Receipts and Payments account - A summary of receipts and payments in a given period/year. This is the simplest form of accounts. It does not reflect the true financial position of the organisation since it is only a record of the money flow. An income and expenditure account is a more accurate indicator.
Reserves are sums of money an organisation accrues through a surplus which are kept aside. There are three types of reserves:
- Restricted: money where the donor has specified on what it must be spent;
- Designated: money the trustees have set aside for a particular purpose; and
- General: uncommitted funds.
It is now recognised as good practice for charities to have reserves and a policy on how they decide on the level of reserves to maintain.
Restricted fund is income that must be spent on a specific purpose as defined, for instance, in a funders letter or - in the case of an endowment - within the charity's objects. The Statement of Recommended Practice (SORP) for charities gives guidance on how items within charity accounts must be treated.
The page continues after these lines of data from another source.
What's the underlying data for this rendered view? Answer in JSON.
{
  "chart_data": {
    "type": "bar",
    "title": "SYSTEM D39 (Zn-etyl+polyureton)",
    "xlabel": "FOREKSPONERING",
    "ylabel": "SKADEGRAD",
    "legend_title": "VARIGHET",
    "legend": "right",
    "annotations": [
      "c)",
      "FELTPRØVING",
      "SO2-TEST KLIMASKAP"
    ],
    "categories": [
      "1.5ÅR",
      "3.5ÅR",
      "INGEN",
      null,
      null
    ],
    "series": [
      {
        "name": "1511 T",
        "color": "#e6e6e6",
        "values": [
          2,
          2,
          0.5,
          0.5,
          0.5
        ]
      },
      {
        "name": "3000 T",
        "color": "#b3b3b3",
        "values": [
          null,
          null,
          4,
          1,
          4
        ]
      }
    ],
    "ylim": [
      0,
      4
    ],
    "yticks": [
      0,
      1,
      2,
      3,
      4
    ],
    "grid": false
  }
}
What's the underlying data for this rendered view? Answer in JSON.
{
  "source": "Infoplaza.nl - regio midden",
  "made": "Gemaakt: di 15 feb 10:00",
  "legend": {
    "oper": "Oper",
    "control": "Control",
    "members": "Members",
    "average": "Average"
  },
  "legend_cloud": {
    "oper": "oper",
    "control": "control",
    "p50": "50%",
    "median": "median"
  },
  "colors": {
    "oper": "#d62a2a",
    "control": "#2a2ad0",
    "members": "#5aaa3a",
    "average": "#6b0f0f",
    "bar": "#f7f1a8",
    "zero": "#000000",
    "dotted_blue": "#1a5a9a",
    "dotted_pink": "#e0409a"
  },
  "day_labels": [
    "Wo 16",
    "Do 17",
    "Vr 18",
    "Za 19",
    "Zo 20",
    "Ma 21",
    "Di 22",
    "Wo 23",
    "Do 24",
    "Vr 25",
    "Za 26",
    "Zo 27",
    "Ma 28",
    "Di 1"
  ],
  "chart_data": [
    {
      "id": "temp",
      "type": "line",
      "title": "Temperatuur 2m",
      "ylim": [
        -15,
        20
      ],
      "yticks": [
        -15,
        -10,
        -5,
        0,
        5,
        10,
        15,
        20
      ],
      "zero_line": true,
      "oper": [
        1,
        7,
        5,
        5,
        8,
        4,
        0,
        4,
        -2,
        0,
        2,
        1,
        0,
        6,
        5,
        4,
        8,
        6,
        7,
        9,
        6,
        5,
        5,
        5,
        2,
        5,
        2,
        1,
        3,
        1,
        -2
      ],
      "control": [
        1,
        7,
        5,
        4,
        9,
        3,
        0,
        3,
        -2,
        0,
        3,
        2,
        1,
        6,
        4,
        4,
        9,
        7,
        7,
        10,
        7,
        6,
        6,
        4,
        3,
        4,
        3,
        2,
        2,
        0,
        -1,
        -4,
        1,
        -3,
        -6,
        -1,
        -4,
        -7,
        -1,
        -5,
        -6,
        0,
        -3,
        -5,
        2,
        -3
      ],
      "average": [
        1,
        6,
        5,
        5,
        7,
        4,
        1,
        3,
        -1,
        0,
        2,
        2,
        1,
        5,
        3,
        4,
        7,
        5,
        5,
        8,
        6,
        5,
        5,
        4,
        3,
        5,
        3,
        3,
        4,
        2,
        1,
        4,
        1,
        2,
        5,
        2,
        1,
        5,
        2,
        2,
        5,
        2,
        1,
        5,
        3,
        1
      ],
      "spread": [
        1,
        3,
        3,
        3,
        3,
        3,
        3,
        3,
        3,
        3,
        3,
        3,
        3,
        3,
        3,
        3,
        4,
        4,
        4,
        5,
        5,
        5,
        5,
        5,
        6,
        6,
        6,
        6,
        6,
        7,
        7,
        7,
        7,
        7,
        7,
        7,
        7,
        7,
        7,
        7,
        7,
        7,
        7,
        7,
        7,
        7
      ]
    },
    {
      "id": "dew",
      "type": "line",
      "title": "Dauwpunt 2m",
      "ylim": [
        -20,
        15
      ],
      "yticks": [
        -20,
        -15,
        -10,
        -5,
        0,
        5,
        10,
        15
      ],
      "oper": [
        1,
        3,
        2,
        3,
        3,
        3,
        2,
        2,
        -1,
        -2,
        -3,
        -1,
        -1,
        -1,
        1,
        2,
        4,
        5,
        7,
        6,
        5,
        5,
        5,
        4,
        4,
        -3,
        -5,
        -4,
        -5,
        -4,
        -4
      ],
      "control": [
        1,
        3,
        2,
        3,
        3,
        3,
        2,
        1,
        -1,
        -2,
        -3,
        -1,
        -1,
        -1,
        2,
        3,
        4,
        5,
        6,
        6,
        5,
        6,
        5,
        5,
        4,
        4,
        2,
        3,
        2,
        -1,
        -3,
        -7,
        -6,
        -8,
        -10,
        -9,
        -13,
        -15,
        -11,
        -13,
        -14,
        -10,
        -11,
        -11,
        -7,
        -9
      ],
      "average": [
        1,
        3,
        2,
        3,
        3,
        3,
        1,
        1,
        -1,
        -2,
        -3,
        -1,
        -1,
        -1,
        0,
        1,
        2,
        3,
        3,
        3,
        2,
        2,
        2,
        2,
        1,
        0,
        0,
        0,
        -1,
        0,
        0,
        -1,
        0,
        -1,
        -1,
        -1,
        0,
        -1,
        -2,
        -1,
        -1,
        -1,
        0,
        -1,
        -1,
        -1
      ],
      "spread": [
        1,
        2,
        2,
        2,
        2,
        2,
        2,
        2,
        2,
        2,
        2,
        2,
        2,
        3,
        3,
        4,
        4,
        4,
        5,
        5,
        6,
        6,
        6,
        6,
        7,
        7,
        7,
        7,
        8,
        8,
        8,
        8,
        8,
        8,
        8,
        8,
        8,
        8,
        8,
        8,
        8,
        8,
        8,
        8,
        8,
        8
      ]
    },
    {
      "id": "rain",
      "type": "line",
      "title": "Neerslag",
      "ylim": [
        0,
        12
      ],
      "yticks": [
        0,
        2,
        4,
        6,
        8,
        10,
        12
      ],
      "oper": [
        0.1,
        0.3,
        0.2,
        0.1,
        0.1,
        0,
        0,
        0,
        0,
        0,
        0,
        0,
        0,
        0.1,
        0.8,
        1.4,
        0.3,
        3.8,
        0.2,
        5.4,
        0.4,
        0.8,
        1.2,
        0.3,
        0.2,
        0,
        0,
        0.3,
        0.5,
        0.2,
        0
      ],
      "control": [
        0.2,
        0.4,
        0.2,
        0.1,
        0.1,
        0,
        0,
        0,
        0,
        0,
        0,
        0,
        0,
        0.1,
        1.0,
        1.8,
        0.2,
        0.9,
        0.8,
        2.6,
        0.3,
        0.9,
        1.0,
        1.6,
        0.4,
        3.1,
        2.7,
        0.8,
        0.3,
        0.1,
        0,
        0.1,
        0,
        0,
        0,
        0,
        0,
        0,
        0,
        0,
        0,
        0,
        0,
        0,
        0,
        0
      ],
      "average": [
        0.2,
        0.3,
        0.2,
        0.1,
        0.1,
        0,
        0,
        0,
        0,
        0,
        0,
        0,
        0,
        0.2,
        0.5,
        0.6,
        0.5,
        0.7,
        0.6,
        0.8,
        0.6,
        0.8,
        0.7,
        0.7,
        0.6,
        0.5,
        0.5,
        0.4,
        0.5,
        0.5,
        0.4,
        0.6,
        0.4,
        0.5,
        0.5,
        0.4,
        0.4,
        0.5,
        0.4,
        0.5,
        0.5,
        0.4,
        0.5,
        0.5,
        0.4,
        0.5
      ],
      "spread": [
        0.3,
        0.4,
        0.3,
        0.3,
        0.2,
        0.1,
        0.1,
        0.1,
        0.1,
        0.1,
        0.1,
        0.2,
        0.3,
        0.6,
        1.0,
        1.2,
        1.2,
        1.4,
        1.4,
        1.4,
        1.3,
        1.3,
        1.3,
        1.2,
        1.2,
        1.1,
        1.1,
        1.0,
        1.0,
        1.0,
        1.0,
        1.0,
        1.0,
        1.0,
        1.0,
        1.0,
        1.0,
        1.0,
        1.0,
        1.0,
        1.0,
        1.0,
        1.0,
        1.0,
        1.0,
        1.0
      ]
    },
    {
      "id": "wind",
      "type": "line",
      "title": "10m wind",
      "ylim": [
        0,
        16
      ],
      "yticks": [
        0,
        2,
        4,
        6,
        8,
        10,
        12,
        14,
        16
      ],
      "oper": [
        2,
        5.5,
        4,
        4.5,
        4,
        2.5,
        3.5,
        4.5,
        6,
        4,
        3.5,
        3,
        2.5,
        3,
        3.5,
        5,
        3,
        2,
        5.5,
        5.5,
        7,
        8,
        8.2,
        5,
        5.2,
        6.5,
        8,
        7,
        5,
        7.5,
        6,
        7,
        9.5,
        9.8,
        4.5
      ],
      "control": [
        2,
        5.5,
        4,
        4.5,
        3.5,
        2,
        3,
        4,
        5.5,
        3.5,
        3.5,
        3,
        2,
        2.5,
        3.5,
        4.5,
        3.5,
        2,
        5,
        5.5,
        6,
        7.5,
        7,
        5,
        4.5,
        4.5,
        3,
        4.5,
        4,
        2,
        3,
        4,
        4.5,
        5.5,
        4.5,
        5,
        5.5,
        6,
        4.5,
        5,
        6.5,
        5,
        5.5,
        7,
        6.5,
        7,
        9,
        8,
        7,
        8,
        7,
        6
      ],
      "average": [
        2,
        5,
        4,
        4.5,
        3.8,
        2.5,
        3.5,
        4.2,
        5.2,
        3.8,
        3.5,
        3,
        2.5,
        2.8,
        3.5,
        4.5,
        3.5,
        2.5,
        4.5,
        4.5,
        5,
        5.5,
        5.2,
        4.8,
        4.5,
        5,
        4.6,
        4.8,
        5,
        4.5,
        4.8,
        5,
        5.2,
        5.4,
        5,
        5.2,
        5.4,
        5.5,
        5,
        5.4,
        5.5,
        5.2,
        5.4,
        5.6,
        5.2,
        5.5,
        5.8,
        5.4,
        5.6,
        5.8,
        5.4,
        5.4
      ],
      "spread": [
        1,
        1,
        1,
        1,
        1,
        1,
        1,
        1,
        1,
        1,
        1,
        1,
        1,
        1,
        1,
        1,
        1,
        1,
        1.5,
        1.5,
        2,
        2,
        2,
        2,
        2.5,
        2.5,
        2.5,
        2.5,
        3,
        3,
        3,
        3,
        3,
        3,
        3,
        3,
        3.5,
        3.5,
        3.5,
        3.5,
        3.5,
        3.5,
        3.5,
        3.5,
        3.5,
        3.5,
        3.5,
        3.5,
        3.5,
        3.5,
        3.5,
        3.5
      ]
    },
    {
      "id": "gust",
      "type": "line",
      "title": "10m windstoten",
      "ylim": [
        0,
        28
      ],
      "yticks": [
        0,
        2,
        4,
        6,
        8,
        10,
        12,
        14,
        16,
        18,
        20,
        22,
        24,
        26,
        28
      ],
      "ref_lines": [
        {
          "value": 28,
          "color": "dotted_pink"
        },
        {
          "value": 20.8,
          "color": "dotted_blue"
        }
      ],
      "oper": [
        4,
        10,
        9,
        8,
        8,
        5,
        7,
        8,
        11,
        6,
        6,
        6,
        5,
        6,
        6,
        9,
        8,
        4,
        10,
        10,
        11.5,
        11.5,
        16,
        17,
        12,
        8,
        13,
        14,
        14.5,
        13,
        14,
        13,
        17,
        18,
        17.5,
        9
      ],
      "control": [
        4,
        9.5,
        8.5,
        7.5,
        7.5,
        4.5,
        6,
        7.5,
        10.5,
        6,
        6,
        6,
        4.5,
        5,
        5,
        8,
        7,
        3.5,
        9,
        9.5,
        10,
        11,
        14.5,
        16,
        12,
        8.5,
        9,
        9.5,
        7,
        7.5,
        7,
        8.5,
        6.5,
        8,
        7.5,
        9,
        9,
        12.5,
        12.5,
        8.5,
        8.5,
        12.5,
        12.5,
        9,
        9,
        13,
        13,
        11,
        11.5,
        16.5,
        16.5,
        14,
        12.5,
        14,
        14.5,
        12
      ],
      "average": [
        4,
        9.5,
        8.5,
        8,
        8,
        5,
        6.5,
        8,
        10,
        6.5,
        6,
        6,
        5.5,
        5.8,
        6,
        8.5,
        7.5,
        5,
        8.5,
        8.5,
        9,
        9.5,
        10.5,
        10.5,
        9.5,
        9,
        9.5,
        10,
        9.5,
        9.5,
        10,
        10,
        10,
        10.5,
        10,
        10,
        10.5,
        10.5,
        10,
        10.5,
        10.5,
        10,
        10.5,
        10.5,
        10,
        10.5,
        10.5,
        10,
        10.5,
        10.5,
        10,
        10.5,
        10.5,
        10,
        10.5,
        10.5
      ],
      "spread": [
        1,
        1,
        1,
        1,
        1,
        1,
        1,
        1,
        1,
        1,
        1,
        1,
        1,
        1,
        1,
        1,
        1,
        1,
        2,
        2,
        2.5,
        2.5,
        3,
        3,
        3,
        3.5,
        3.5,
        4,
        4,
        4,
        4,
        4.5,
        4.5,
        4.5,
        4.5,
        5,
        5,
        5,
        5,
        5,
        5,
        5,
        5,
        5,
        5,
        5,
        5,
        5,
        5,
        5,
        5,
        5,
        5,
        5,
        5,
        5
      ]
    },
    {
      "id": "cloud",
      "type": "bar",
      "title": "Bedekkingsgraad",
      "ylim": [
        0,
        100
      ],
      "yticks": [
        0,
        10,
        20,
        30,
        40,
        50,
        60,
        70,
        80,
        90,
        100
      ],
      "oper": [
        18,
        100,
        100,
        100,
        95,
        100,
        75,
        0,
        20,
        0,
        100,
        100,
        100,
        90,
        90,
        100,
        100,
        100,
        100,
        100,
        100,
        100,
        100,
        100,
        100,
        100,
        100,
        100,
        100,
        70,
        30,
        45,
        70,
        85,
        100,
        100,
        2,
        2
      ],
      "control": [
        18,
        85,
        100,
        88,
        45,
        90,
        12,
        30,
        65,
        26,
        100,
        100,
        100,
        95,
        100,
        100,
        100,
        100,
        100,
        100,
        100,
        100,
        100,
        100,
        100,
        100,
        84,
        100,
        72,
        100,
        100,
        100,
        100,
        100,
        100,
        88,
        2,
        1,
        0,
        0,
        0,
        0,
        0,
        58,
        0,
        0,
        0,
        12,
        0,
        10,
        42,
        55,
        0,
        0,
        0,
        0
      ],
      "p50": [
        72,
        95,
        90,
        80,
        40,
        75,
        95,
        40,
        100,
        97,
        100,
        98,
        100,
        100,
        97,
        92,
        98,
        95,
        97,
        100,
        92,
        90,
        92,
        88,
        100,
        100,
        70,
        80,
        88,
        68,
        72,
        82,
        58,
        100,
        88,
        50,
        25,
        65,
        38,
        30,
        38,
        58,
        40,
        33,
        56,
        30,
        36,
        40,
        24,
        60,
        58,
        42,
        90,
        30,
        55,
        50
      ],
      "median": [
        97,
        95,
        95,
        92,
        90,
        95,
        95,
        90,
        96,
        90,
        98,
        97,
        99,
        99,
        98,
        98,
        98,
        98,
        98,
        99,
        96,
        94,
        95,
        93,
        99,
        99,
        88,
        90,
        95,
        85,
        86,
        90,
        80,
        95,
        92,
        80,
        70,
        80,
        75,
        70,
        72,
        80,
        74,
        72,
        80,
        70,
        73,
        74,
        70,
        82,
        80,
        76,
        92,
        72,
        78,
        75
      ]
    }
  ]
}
See also Unrestricted fund and SORP.
Revenue expenditure - regular outgoings (e.g. salaries, insurance, rent etc).
Segregation of Duties - it is generally accepted good practice that the financial duties undertaken by people in the organisation should reflect the authority and responsibility within an organisation. It is not good practice for all financial tasks to be performed by one person without adequate supervision from the management committee. See also authorisation of expenditure, signatories and financial controls/procedures.
Signatories - people authorised to sign cheques on behalf of an organisation. At lease two signatories are normally required for all payments and the trustees should approve the signatories. See also authorisation of expenditure, segregation of duties and financial controls/procedures.
Statement of Financial Activities (SOFA) - A financial statement especially for charities in the SORP. The SOFA summarises all incoming resources and application for them. See also SORP.
Statement of Recommended Practice (SORP) - guidance on how to deal with certain items in the accounts for charities.
Total expenditure - all the outgoings of an organisation in the financial period, excluding purchases of fixed assets etc.
Unrestricted funds are funds held for the general purpose of the charity - but they have to be spent within the stated objectives. See also Restricted fund & SORP.
Variance - the difference between the budget and the actual amounts of income and expenditure.